Inclusive o “El Dorado”, com a sua preciosa mesa de ouro maciço
de três mil arráteis.
Esses
seriam os primeiros desaparecimentos oficialmente registrados no
“Triângulo do Diabo”. E foi um dos poucos desastres marítimos
na área em que restaram testemunhas para narrar tudo o que
aconteceu. Mas, reitero, essa tragédia poderia ter sido evitada,
caso Francisco Bobadilla fosse só um pouco humilde, ou se, na
verdade tivesse um mínimo de bom senso, e desse ouvidos aos alertas
de Cristóvão Colombo.
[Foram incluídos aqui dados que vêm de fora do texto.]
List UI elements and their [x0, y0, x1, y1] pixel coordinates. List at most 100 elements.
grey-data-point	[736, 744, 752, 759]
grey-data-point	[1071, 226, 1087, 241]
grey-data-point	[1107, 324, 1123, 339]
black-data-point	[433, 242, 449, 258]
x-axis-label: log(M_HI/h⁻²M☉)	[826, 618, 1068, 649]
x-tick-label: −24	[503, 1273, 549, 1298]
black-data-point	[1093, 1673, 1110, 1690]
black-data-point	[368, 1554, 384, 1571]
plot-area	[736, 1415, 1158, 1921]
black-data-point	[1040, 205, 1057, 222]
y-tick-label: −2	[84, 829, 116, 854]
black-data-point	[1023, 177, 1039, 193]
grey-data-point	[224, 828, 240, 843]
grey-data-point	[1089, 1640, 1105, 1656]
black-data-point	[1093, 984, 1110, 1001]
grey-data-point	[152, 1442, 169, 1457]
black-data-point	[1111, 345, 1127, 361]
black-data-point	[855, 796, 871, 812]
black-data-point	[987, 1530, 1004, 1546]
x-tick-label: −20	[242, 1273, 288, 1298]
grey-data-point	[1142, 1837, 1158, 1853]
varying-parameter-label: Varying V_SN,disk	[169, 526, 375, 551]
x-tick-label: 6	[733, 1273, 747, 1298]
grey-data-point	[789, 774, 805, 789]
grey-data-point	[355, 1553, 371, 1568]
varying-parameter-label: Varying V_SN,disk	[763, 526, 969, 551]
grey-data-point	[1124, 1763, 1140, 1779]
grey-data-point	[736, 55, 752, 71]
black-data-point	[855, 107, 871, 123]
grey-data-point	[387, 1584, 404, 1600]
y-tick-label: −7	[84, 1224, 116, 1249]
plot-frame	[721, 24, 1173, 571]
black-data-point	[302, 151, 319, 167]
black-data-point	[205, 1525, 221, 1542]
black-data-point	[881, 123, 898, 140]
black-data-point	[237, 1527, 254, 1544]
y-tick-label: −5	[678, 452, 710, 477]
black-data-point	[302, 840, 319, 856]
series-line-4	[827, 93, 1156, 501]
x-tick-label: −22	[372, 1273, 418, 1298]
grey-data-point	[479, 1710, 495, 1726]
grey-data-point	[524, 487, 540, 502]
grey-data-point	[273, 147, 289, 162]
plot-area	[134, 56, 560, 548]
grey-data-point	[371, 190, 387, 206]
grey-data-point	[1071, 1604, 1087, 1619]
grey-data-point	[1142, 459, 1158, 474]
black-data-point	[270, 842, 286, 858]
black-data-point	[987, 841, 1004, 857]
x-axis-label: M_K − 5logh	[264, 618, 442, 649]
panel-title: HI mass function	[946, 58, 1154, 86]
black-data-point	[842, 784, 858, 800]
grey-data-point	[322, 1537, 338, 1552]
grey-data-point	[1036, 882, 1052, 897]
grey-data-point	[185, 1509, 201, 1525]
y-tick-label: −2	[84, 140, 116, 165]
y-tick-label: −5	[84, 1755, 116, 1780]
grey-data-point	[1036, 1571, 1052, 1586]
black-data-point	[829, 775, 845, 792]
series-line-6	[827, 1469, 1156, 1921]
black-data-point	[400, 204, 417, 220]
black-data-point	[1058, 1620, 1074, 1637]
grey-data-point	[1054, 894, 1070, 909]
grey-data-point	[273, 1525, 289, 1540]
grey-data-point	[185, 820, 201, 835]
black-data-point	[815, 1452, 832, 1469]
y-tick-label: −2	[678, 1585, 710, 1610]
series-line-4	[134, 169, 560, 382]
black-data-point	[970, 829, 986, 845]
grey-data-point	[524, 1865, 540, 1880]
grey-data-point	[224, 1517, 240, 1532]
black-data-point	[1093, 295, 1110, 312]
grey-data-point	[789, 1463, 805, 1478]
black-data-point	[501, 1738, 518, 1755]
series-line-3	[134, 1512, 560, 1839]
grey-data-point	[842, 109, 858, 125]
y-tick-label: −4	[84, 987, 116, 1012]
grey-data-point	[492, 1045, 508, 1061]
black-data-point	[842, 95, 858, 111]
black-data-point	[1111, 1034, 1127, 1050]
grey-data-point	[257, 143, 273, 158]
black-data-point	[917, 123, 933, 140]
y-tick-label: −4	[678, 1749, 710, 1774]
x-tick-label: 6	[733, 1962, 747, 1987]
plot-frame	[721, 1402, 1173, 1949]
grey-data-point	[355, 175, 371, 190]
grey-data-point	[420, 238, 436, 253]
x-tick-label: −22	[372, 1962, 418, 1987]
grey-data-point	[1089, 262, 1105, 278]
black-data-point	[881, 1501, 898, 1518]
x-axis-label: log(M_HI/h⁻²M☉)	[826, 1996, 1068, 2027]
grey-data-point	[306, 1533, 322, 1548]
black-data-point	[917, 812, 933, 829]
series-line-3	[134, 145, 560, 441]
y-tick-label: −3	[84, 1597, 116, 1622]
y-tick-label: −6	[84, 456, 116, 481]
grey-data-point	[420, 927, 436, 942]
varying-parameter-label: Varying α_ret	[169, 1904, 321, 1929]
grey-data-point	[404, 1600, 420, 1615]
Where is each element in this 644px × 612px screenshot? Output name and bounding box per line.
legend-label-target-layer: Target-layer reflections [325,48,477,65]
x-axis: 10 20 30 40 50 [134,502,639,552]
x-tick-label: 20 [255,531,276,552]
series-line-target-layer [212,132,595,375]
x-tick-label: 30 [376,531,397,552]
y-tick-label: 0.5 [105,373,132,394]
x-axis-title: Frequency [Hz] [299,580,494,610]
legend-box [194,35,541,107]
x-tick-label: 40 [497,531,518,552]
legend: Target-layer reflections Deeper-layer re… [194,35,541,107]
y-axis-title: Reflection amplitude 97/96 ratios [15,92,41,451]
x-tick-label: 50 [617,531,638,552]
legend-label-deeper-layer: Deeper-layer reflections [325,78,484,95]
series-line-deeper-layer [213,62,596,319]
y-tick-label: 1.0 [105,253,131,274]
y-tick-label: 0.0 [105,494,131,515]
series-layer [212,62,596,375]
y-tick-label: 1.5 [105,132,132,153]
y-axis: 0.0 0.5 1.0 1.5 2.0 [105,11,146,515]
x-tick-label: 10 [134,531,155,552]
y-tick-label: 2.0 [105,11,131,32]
Ao contrário do desastre que dizimou aquela
frota espanhola, em quase um milhar de outros tantos naufrágios
ocorridos posteriormente, ninguém sobrou para contar a história e
relatar o que aconteceu. E como o que é inexplicável aguça a
imaginação, surgiram centenas de lendas envolvendo essa porção do
Atlântico, que volta e meia vêm à tona.